La créatrice de bijoux Alice Martin Pascual, dite Alice Pazalmar, qui élève ses deux enfants dans un véhicule sans plaque et refuse de les scolariser, a ainsi fondé en 2019 One Nation, une communauté française d’êtres souverains. En 2021, elle a tenté de l’installer physiquement dans le Lot, avant de renoncer face à l’opposition des habitants.
En Savoie, le théosophe – adepte d’une des plus anciennes religions new age – Thierry Bécourt a fondé en 2000 le « Sénat souverain de Savoie », qui considère que les liens entre l’Etat français et le territoire savoyard sont caducs. Une émanation locale du Conseil national de transition (CNT), une organisation conspirationniste française, a aussi créé « l’Etat vivant de Bretagne », rapporte la presse locale. Les deux entités estiment avoir proclamé leur indépendance. « Tous ont pour ambition de créer un Etat dans l’Etat, observe Pascal Duval. Le danger, c’est ce qu’ils comptent y mettre : la soustraction à l’éducation nationale, aux lois, à la médecine et aux vaccins. »
Plusieurs membres de la mouvance des êtres souverains ont eu maille à partir avec la loi. Alice Martin Pascual a été condamnée à six mois de prison pour de multiples infractions routières. Idéologiquement proche de One Nation, Rémi Daillet, soupçonné d’avoir commandité l’enlèvement de la petite Mia et fomenté un projet de coup d’Etat, a été détenu deux ans dans le Bas-Rhin.
Le couple drômois de la vidéo – qui n’a pas donné suite à nos demandes de contact – a eu pour l’instant plus de chance : selon leur récit, les gendarmes se sont contentés de briser les vitres pour les sortir de force de leur véhicule, avant de les placer en garde à vue pour refus de se soumettre à des vérifications. Rapidement libérés, ils ont depuis publié de nouvelles vidéos, dans lesquelles ils répètent qu’ils ne « contractent pas ».

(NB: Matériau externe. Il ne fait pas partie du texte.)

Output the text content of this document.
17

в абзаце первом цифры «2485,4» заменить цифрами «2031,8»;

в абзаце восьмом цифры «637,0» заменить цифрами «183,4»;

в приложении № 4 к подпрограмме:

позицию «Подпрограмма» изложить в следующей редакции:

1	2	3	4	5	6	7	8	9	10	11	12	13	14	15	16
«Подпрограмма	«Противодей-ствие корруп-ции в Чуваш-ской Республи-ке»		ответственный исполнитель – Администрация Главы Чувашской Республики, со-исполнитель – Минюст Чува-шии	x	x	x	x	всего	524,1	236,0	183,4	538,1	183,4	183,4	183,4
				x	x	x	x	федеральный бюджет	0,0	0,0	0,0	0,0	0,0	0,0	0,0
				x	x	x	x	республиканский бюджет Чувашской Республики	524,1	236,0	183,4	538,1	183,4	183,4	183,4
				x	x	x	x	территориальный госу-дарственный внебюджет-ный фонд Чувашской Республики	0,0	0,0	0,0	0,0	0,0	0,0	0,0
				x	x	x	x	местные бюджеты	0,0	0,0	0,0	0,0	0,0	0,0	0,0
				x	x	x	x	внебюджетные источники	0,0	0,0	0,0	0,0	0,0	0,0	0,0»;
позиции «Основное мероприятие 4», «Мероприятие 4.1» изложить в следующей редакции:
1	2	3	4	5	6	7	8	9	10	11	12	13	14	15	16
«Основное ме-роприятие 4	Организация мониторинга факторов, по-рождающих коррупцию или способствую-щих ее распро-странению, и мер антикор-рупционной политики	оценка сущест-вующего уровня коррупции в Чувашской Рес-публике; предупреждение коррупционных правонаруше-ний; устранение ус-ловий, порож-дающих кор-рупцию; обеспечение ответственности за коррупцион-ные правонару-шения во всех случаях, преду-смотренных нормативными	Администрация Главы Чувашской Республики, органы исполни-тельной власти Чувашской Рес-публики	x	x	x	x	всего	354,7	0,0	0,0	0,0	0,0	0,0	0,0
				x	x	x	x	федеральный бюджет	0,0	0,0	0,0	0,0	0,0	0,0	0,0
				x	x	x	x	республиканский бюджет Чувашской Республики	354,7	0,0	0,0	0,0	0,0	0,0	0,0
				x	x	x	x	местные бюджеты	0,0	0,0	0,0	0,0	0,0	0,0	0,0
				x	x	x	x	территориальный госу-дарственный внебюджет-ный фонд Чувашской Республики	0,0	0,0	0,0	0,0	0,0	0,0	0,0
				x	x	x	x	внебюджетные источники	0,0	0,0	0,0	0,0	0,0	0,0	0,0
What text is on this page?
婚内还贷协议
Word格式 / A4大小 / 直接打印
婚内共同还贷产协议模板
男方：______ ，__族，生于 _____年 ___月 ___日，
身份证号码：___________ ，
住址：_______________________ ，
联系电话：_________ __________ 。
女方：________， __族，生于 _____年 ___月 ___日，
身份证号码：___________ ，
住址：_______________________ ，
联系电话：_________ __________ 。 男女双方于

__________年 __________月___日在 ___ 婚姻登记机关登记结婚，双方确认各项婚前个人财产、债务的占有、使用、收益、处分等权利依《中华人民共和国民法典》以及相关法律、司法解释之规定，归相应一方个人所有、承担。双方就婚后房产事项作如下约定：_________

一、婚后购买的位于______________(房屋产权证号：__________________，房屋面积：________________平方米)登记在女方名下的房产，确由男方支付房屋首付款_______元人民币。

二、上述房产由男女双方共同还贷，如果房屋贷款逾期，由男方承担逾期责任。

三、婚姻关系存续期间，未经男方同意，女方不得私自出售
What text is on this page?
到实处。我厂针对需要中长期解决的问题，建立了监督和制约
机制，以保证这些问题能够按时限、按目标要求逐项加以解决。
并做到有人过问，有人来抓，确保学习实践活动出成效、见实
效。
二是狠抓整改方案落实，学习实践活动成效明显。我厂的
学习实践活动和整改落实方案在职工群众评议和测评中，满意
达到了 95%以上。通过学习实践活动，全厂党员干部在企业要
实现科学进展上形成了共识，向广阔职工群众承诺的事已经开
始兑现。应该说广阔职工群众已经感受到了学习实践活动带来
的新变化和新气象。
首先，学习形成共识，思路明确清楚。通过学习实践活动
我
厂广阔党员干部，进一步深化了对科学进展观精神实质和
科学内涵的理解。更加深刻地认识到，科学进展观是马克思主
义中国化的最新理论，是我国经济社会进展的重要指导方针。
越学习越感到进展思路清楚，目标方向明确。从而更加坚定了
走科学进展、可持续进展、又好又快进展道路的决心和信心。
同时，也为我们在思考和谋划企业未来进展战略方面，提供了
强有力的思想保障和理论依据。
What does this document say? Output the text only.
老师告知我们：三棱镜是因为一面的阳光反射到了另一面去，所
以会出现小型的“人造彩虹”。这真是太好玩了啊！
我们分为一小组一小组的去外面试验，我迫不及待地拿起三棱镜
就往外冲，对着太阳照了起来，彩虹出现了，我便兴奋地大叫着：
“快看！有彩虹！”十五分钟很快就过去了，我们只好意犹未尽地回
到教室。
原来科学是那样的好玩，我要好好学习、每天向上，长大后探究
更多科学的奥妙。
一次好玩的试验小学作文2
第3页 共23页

Pour quelques mois encore du moins : Contactée, la procureure de la République de Dunkerque, Charlotte Huet, précise que Pierre sera convoqué devant le tribunal correctionnel le 1er octobre, pour répondre de cinq délits : « refus de se soumettre aux vérifications du véhicule et du conducteur, refus de se soumettre aux vérifications relatives à l’état alcoolique, refus de se soumettre aux vérifications relatives à l’usage de stupéfiants, défaut d’assurance et violences volontaires sur un militaire de la gendarmerie sans incapacité ». Il risque jusqu’à cinq ans de prison et 7 500 euros d’amende.